A Textbook Case of Government Waste and Stupidity

With a finite – and as far as most Democrats are concerned, insufficient – supply of taxpayer funds out there, its always interesting to see the choices that politicians with the power to spend the money make.

Take Kentucky Attorney General Jack Conway, for example. Yes, that Jack Conway, of ‘Aqua Budda‘ fame. Conway has been on the warpath against for-profit colleges, spending hundreds of thousands of dollars of taxpayer funds to mount an investigation against seven academic institutions in the state.

Conway’s investigation recently got a big break. The smoking gun? Owensboro-based Daymar College seems to have overcharged students for textbooks. That’s right; apparently Daymar encouraged students to purchase textbooks in the college bookstore even though they were available more cheaply through other retailers.

For anyone who has been to college this quarter-century, the textbook charges are laughable. Every school, from community colleges all the way up to the ritziest private universities, tries to snooker students into buying their textbooks at the bookstore then they could easily get them for less on Amazon.com.
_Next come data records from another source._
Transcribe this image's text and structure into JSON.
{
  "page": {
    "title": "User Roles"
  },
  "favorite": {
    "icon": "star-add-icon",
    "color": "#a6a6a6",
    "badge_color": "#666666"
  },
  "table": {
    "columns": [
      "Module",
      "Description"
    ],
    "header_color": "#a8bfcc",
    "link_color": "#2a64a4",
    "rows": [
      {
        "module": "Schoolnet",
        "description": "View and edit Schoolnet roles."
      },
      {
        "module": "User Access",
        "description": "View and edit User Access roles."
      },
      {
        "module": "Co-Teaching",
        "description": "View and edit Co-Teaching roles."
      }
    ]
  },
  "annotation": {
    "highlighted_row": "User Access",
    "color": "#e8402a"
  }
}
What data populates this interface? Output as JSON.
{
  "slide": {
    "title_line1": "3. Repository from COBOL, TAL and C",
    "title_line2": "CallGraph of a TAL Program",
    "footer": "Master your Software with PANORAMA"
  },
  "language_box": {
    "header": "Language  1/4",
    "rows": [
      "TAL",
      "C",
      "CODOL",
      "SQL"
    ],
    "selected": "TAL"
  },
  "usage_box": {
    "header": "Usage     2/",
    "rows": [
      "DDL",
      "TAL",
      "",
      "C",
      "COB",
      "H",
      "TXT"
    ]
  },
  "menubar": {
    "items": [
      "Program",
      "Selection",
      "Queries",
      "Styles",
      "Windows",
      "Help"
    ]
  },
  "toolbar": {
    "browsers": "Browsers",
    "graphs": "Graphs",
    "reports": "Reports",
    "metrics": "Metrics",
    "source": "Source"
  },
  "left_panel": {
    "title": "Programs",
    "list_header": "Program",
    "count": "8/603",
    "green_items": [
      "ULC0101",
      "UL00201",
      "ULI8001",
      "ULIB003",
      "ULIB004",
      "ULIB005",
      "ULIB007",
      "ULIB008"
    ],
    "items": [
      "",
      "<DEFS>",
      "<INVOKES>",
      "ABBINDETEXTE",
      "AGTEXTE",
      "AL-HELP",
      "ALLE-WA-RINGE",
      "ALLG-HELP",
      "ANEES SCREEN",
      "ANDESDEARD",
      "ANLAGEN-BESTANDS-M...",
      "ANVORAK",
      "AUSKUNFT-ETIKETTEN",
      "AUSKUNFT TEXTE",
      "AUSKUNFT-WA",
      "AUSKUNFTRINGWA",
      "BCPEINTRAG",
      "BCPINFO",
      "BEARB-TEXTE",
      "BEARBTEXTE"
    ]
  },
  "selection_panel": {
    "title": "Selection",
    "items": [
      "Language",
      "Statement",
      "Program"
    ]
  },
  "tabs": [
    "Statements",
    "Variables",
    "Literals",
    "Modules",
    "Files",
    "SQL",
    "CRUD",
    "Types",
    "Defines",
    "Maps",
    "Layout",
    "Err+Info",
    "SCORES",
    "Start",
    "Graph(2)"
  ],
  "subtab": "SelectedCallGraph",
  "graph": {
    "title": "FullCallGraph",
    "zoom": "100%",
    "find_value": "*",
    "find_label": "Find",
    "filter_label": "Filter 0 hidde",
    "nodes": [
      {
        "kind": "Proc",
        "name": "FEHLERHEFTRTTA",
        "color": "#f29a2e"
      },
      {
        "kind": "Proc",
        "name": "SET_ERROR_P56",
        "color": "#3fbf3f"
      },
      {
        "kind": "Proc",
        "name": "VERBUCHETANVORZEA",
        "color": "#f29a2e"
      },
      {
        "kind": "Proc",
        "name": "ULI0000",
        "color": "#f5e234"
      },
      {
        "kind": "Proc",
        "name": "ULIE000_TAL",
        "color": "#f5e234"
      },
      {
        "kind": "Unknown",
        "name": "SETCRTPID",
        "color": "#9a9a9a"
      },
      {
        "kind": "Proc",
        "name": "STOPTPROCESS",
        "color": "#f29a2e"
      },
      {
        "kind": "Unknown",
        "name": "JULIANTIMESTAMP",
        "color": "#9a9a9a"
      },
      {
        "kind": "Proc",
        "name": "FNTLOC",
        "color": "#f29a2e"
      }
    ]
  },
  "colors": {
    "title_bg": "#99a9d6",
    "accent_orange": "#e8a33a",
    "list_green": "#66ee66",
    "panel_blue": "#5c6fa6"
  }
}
The real issue is that state officials like Conway are conducting a witch-hunt against for-profit colleges when they should be focusing time and money on rampant fraud within taxpayer-funded public schools.

For-profit colleges are private institutions that students can choose to attend or not to attend. The same cannot be said for public schools, which are racking up institutionalized cheating scandals faster than investigators can keep up with them.

A few examples: Edison College, a public college in Florida, was recently caught forging transcripts en masse to inflate graduation rates. In Atlanta Public Schools, a massive fraud operation was uncovered that implicated hundreds of teachers in over 40 schools and went right on up to the Superintendent. Atlanta is by no means alone; an increasing number of teachers and administrators across the country have been discovered inflating grades and forging test answers in order to keep bad teachers on the rolls until they could collect their pensions.

None of this is to say that there are never legitimate instances of bad behavior in for-profit schools. In Texas, the Texas Workforce Commission discovered that ATI Enterprises, which owns 16 vocational schools in the state, failed to meet state-mandated career placement standards. The result? All 16 ATI locations had their certification revoked. It’s hard to imagine the entire Atlanta Public School system being shut down, even though by all reports they are guilty of far worse offenses.

It’s not only over-zealous state officials going after for-profit colleges at the taxpayers’ expense. At the federal level, the Department of Education’s proposed ‘gainful employment’ rule would impose burdensome regulations on these institutions, making it increasingly difficult for them to provide educational opportunities to students that need the flexibility they offer.

Bottom line: As long as there is rampant waste, fraud, and abuse in public schools, let’s focus limited taxpayer resources on tackling those institutions that most children have no choice but to attend, and let the private sector take care of itself.